Khin is from Burma in southeast Asia, where she farmed 6 acres of produce including corn, peas and tomatoes. She is a first-year farmer with New Roots for Refugees. She loves to farm and likes to eat everything except fennel.

The biggest difference in farming in Kansas is having to water crops daily. Khin says that she only had to weed in Burma. Khin wants to learn what to grow here and when is the best time to grow each crop. While in Burma, she says she was great at growing sunflowers, which happen to be her new home’s state flower! 

Khin sells at the market on Tuesdays.

Ibrahim Dugudu

Ibrahim Dugudu is from the Democratic Republic of Congo in Africa, where he farmed everything. In Congo, Ibrahim taught school for two years prior to farming. He taught math, language, geography and history to younger children, but eventually turned to farming. 

Ibrahim says there is plenty of farm land in Africa, making it easy expand a farming operation. In Congo, he did not have to actively water his crops, only to plant, weed and harvest them. In the U.S., there are more regulations on where and how you can sell your produce. In Africa, the seasons were not distinctly different, which allowed Ibrahim to plant everything, including bananas, avocados, sugarcane and mangos. He especially likes tree fruit because, once planted, a tree would produce for 30 years. Here, he is limited in terms of what he can grow. 
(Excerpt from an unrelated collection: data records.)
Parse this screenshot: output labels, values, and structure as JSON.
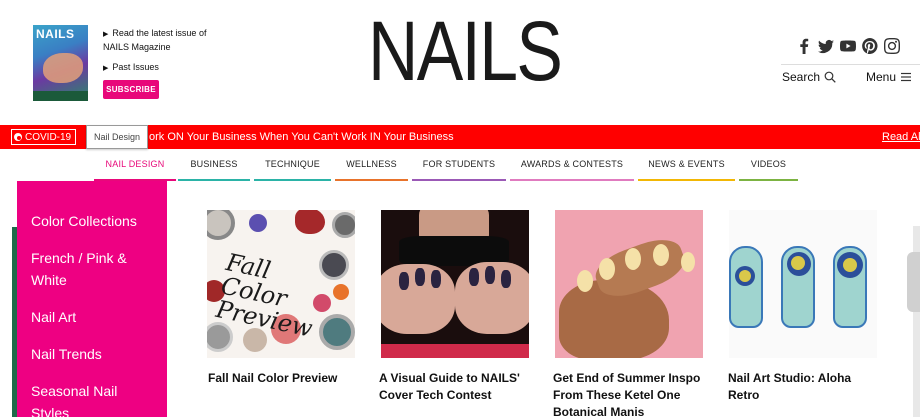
{
  "header": {
    "cover_title": "NAILS",
    "promo_read": "Read the latest issue of NAILS Magazine",
    "promo_read_line1": "Read the latest issue of",
    "promo_read_line2": "NAILS Magazine",
    "promo_past": "Past Issues",
    "subscribe_label": "SUBSCRIBE",
    "logo": "NAILS",
    "search_label": "Search",
    "menu_label": "Menu",
    "social": [
      "facebook-icon",
      "twitter-icon",
      "youtube-icon",
      "pinterest-icon",
      "instagram-icon"
    ]
  },
  "ticker": {
    "covid_label": "COVID-19",
    "tooltip": "Nail Design",
    "text": "ork ON Your Business When You Can't Work IN Your Business",
    "read_all": "Read All"
  },
  "nav": {
    "items": [
      {
        "label": "NAIL DESIGN",
        "color": "#e8087a"
      },
      {
        "label": "BUSINESS",
        "color": "#2bb3a7"
      },
      {
        "label": "TECHNIQUE",
        "color": "#2bb3a7"
      },
      {
        "label": "WELLNESS",
        "color": "#e8732b"
      },
      {
        "label": "FOR STUDENTS",
        "color": "#9b59b6"
      },
      {
        "label": "AWARDS & CONTESTS",
        "color": "#e07bbf"
      },
      {
        "label": "NEWS & EVENTS",
        "color": "#f2b705"
      },
      {
        "label": "VIDEOS",
        "color": "#7cb342"
      }
    ]
  },
  "mega_menu": {
    "items": [
      {
        "label": "Color Collections"
      },
      {
        "label": "French / Pink & White"
      },
      {
        "label": "Nail Art"
      },
      {
        "label": "Nail Trends"
      },
      {
        "label": "Seasonal Nail Styles"
      }
    ]
  },
  "cards": [
    {
      "title": "Fall Nail Color Preview",
      "image_text": "Fall Color Preview"
    },
    {
      "title": "A Visual Guide to NAILS' Cover Tech Contest"
    },
    {
      "title": "Get End of Summer Inspo From These Ketel One Botanical Manis"
    },
    {
      "title": "Nail Art Studio: Aloha Retro"
    }
  ],
  "colors": {
    "brand_pink": "#ee0082",
    "ticker_red": "#ff0000"
  }
}
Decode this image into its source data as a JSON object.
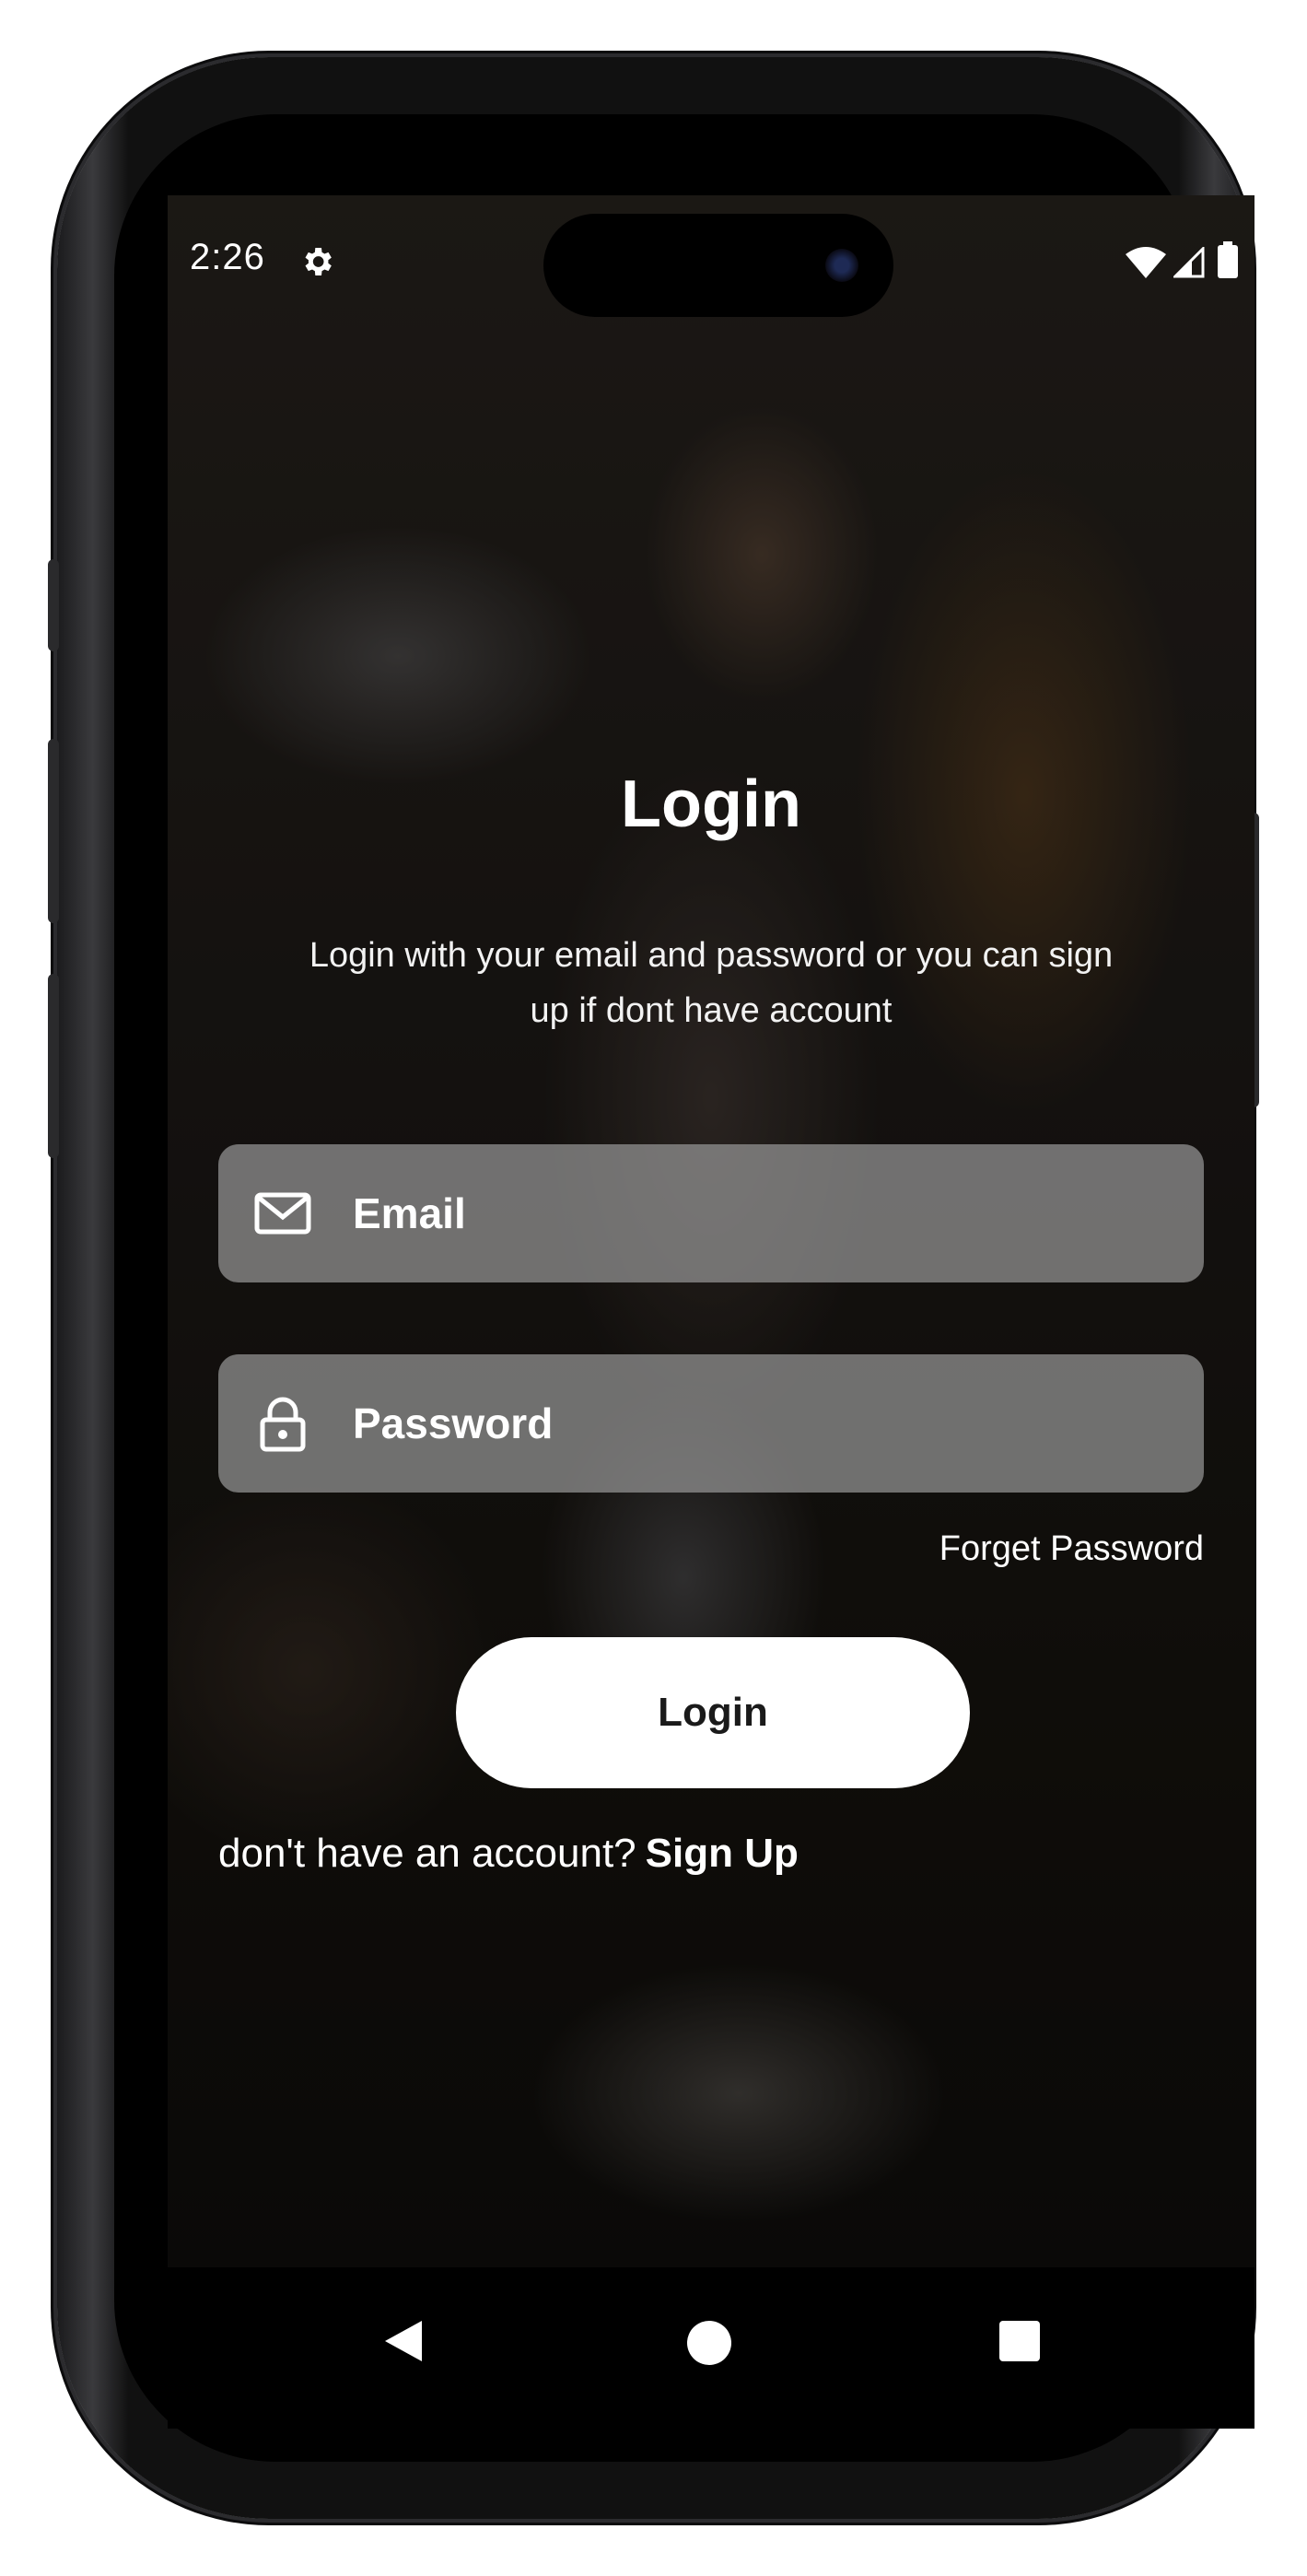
{
  "status_bar": {
    "time": "2:26",
    "icons": [
      "settings-icon",
      "wifi-icon",
      "signal-icon",
      "battery-icon"
    ]
  },
  "login": {
    "title": "Login",
    "subtitle": "Login with your email and password or you can sign\nup  if dont have account",
    "email": {
      "placeholder": "Email",
      "value": "",
      "icon": "mail-icon"
    },
    "password": {
      "placeholder": "Password",
      "value": "",
      "icon": "lock-icon"
    },
    "forgot_label": "Forget Password",
    "button_label": "Login",
    "signup_prompt": "don't have an account?",
    "signup_link": "Sign Up"
  },
  "nav_bar": {
    "icons": [
      "back-icon",
      "home-icon",
      "recents-icon"
    ]
  },
  "colors": {
    "field_background": "#969696",
    "button_background": "#ffffff",
    "text": "#ffffff"
  }
}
Ibrahim’s favorites are muchicha (amaranth greens) and arugula, a pepper green that he hadn’t tried before farming in Kansas. He also enjoys sewing and is anxious to get a new sewing machine soon.

Ibrahim says being known for what you have done in life is an important legacy to leave your family. He is the father of nine children, in addition to raising his sister’s four children. His two youngest daughters enjoy being at the farm with him, and he is often in trouble if he leaves home without them. They work alongside their father each Saturday at the market. 

Moe Thu 

Originally from Burma, Moe is in the second year of the New Roots for Refugees. He used to farm 30 to 40 acres there. He describes farming as both a hobby and a job.

Learning what to grow here in Kansas can be a challenge. For example, he is unable to grow peanuts here, but carrots grow very well. (Seriously, Moe grows some of the most beautiful baby carrots!) In Burma, Moe used cows rather than machines to work his land. He would like to try growing strawberries and blueberries one day. 

Moe and his family love eating green beans and potatoes but admits they are not fond of chard. Moe and his wife, Fom Chin, are at our Saturday market, and both always have the warmest smiles on their faces.